Says founder and chairman of Miami Beach-based Terranova Corp. Stephen Bittel,
“[Lincoln Road] is squarely in the sights of every major exciting retail operator around the world, and the demand for locations on Lincoln Road has never been higher.”
Bittel does note that there will be one great challenge for this illustrious street: “How do you grow a world-class High Street, in a manner that captures the essence of the local community and gives it the retail energy of the international stars, and do it in a way that serves the local community and visitors from around the world?” This speaks to questions and concerns that residents have raised about losing the uniqueness and character of Miami Beach.
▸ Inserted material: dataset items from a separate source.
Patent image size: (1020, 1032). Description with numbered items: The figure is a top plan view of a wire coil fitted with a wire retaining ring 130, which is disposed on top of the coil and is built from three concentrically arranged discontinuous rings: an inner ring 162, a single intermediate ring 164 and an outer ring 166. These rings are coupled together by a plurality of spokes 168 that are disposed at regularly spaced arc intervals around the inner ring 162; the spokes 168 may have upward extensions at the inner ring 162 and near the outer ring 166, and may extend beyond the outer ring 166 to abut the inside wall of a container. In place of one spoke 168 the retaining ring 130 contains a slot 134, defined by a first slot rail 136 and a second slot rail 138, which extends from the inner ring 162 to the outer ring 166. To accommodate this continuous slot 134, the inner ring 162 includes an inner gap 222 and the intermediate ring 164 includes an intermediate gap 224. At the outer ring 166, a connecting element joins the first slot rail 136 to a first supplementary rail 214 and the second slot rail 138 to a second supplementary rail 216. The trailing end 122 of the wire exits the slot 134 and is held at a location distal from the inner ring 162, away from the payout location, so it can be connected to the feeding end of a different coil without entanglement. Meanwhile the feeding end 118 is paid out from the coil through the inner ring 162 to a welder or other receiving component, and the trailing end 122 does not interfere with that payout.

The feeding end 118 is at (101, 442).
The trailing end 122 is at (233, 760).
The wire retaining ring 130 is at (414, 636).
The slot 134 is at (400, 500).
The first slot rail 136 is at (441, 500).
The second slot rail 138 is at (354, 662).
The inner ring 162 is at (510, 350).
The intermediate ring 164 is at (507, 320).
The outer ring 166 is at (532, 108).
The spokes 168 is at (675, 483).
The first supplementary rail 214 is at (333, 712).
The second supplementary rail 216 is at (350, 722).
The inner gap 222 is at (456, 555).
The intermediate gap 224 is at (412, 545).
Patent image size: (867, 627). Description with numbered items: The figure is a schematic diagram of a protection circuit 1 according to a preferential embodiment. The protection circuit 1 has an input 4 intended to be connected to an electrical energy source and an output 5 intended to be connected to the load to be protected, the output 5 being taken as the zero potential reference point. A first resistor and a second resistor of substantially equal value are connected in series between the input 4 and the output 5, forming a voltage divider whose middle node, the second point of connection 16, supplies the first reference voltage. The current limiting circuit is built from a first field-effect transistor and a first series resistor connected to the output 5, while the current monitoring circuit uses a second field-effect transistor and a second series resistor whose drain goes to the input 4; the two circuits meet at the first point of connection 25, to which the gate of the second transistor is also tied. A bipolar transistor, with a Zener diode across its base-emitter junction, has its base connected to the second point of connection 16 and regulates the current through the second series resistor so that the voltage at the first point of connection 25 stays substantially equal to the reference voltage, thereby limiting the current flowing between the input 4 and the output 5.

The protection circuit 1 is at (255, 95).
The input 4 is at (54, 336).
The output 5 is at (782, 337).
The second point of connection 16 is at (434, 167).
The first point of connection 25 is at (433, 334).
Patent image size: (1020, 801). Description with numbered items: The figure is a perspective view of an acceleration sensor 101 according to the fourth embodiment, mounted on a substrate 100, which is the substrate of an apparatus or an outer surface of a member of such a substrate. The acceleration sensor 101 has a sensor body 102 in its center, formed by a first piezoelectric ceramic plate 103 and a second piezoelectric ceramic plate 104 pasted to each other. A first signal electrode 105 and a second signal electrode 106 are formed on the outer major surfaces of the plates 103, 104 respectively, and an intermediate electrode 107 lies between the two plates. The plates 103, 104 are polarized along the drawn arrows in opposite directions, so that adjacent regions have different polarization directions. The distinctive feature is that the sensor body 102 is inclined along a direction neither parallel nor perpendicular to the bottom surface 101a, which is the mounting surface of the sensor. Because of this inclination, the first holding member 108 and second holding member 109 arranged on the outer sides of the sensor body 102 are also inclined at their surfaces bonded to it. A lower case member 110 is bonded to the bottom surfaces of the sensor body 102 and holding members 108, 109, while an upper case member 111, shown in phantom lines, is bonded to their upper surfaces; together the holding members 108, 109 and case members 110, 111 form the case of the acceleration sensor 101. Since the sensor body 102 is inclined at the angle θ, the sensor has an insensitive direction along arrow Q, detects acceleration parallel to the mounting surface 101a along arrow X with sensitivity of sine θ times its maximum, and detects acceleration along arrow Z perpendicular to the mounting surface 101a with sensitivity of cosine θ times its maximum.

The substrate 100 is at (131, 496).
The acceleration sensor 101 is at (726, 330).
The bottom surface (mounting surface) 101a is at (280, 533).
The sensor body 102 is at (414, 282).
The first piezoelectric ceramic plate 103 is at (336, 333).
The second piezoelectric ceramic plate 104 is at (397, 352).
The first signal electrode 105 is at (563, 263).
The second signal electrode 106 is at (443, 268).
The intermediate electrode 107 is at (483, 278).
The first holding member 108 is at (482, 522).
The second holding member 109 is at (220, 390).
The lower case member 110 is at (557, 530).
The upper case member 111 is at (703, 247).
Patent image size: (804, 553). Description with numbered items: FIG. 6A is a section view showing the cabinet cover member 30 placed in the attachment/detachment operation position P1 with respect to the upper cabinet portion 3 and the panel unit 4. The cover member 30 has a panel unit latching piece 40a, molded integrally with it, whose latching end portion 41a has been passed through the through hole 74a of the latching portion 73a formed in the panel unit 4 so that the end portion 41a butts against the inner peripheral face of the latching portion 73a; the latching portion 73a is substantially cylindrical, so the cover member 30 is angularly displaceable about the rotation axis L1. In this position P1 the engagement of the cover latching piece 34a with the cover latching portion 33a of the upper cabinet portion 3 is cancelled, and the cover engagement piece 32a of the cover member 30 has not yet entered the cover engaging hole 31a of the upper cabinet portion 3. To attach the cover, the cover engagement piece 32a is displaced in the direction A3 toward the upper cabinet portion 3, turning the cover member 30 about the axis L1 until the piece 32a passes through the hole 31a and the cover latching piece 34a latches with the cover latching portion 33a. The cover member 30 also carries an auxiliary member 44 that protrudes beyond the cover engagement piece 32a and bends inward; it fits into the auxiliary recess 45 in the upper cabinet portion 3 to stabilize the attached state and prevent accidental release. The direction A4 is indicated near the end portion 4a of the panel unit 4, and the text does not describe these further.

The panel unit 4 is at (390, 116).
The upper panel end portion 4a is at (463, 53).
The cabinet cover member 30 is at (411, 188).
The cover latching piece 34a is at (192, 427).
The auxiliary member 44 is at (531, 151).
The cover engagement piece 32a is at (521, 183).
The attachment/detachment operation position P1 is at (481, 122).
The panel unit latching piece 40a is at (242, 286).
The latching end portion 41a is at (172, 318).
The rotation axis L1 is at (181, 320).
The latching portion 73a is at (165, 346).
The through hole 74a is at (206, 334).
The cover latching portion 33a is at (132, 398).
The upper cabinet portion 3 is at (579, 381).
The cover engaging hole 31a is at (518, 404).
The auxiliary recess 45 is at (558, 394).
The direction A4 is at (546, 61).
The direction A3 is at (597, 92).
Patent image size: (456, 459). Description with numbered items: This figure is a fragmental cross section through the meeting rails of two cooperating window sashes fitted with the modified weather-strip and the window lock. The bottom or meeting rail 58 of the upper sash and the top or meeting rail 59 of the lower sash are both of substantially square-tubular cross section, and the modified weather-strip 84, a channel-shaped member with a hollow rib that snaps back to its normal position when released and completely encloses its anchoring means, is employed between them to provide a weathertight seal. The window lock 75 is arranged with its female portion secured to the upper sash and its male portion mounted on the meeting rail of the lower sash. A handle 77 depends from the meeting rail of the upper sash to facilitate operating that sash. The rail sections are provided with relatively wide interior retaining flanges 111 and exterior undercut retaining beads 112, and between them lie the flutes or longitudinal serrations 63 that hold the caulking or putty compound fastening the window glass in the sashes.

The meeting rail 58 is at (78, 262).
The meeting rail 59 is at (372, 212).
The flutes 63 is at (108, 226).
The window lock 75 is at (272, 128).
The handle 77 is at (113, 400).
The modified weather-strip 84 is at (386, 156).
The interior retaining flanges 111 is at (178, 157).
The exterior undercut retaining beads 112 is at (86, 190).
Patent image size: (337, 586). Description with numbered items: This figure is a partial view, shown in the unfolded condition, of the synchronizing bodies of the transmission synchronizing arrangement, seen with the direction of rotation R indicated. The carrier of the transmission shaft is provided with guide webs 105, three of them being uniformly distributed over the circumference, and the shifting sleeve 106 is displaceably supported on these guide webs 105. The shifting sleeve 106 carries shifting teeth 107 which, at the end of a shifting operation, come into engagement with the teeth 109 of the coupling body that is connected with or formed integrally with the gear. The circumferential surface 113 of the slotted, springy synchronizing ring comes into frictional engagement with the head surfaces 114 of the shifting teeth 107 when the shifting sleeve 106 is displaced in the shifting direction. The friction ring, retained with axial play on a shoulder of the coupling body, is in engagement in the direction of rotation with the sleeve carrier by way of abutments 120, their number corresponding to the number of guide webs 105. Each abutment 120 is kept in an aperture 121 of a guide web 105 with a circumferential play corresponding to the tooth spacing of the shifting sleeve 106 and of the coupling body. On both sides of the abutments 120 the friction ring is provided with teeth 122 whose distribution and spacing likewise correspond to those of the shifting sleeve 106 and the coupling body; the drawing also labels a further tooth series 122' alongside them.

A Property Owners Association was formed to combat some of these concerns, and one of their first initiatives was to hire Miami-based landscape architect Raymond Jungles to design a landscaping plan. Jungles has extensive experience in Miami Beach, having designed the New World Symphony Rooftop Garden, Miami Beach Botanical Garden and the pedestrian garden at 1111 Lincoln Road. Jungles’ plan will add mature trees and low plantings to create more open sight lines and greater visibility from one side of the street to the other.
Local charm and authenticity to place are important for Lincoln Road’s continued success, and while development presents its challenges, Miami Beach and its champions are optimistic for a dazzling future.